Let’s get ready to rumble—a wiki/textbook smackdown is coming to the University of California Davis for the spring 2014 term.

In one corner is the traditional print chemistry textbook, used by general chemistry classes for decades. It will face off against the online ChemWiki, an open collection of chemistry articles and resources, collected and vetted over the last five years by Professor Delmar Larsen and a host of student-editors. Researchers from the Center for Education and Evaluation Services at the UC Davis School of Education will decide the winner, according to a university press release.

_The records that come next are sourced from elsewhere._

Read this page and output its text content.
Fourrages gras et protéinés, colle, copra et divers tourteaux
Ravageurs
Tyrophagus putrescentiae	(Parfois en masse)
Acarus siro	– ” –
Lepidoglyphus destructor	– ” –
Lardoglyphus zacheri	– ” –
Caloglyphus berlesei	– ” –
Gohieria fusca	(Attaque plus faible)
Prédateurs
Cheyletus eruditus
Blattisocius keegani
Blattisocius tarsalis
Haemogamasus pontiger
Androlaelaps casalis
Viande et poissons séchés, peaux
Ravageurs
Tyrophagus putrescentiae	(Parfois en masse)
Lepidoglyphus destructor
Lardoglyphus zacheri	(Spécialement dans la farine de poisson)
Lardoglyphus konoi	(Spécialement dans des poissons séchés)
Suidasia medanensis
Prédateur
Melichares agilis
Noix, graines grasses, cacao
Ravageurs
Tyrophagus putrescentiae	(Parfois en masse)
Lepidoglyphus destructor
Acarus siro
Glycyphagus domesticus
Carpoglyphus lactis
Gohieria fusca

The 200 students enrolled in general chemistry during the spring term will all attend the same lectures and take the same tests. But half will study from the regular textbook while the other half will use the free ChemWiki in lieu of a textbook. The head-to-head bout, supported by a grant from the National Science Foundation, is intended to determine whether the wiki is good enough to knock the textbook out and save students money.

If so, additional grant monies will help expand the wiki. Plans are underway for a collaboration with UC Irvine’s OpenChem initiative, a series of free and open video-recorded lectures on chemistry.

Larsen and his colleagues are also creating wikis for other scientific fields—including physics, statistics, geology, biology, and mathematics—with the idea they may someday deliver a final blow to textbooks, at least those for undergraduate courses dealing with fundamental concepts that haven’t changed in years.